Marriage and family are at the heart of a healthy social environment, the Australian Catholic Bishops Conference states, but “political decisions can end up undermining marriage and providing less and less support for families despite a rhetoric that claims otherwise”.
The fact is that economic decisions have been less and less favourable to families in recent years; and it may be that political decisions in the future will undermine further the dignity and uniqueness of marriage as a lifelong union of man and woman,” the bishops say.”
It is ironic that a group of people who have made a conscious decision not participate in the “institution of marriage” can see it as so important. Clearly it is important, but not for them.
It is interesting to examine the logic and tactics behind this claim.
The tactic is to label a decision to support same-sex marriage as a “political” decision.

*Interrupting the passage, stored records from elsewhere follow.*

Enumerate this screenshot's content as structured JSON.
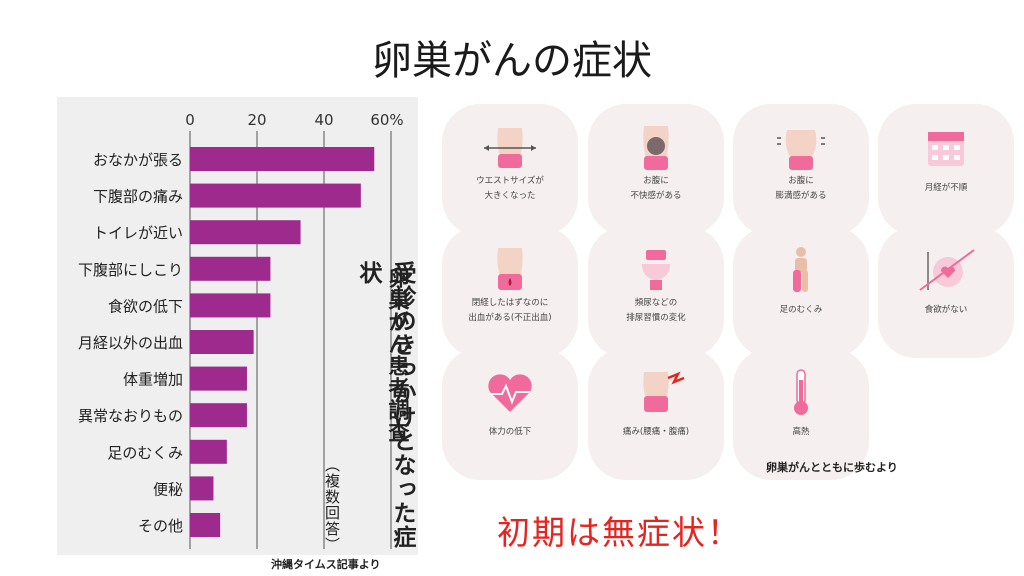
{
  "title": "卵巣がんの症状",
  "chart_data": {
    "type": "bar",
    "orientation": "horizontal",
    "categories": [
      "おなかが張る",
      "下腹部の痛み",
      "トイレが近い",
      "下腹部にしこり",
      "食欲の低下",
      "月経以外の出血",
      "体重増加",
      "異常なおりもの",
      "足のむくみ",
      "便秘",
      "その他"
    ],
    "values": [
      55,
      51,
      33,
      24,
      24,
      19,
      17,
      17,
      11,
      7,
      9
    ],
    "xlim": [
      0,
      60
    ],
    "ticks": [
      "0",
      "20",
      "40",
      "60%"
    ],
    "tick_values": [
      0,
      20,
      40,
      60
    ],
    "bar_color": "#9e2a8e",
    "grid": true,
    "title_lines": [
      "卵巣がん患者調査",
      "受診のきっかけとなった症状",
      "（複数回答）"
    ]
  },
  "source_left": "沖縄タイムス記事より",
  "symptom_tiles": [
    {
      "lines": [
        "ウエストサイズが",
        "大きくなった"
      ],
      "icon": "waist-measure-icon"
    },
    {
      "lines": [
        "お腹に",
        "不快感がある"
      ],
      "icon": "abdomen-discomfort-icon"
    },
    {
      "lines": [
        "お腹に",
        "膨満感がある"
      ],
      "icon": "abdomen-bloating-icon"
    },
    {
      "lines": [
        "月経が不順"
      ],
      "icon": "calendar-icon"
    },
    {
      "lines": [
        "閉経したはずなのに",
        "出血がある(不正出血)"
      ],
      "icon": "bleeding-icon"
    },
    {
      "lines": [
        "頻尿などの",
        "排尿習慣の変化"
      ],
      "icon": "toilet-icon"
    },
    {
      "lines": [
        "足のむくみ"
      ],
      "icon": "leg-swelling-icon"
    },
    {
      "lines": [
        "食欲がない"
      ],
      "icon": "no-appetite-icon"
    },
    {
      "lines": [
        "体力の低下"
      ],
      "icon": "heart-pulse-icon"
    },
    {
      "lines": [
        "痛み(腰痛・腹痛)"
      ],
      "icon": "pain-icon"
    },
    {
      "lines": [
        "高熱"
      ],
      "icon": "thermometer-icon"
    }
  ],
  "source_right": "卵巣がんとともに歩むより",
  "warning": "初期は無症状！",
  "colors": {
    "accent_pink": "#f06a9b",
    "warning_red": "#e6231e",
    "tile_bg": "#f6efef"
  }
}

The implication being that anything that is political is inherently flawed. But the more important point is that same-sex marriage is, for many people, a question of social justice, not just politics.
Is just as valid to say that opposition to same-sex marriage is a religious decision. For many people, myself included, that deciding issues of public policy and social equity on religious beliefs is a very poor way to make decisions affecting the whole population.
But it is the logic of the “undermining the Institute of marriage” argument that is so faulty. Allowing same-sex couples to marry should not, and probably will not, affect the relationships of established heterosexual couples.
Do the bishops really believe that the legalisation of same-sex marriage would suddenly lead to the breakup of large numbers of heterosexual marriages? That a whole lot of married blokes are going to say, “Great, it’s legal now. I’ll go and marry my best mate.”?
More than a hundred years ago, there were similarly fallacious arguments being extended to deny women the right to vote.
There have always been people who turn their backs on important social issues. It’s usually men.
And hundred years before that, the argument was that people who did not own property should not be allowed to vote.
A recent letter writer to The Age said he found it incongruous that an organisation which had condoned, ignored and, indirectly, supported the activities of paedophiles should be expressing such concern about support for families.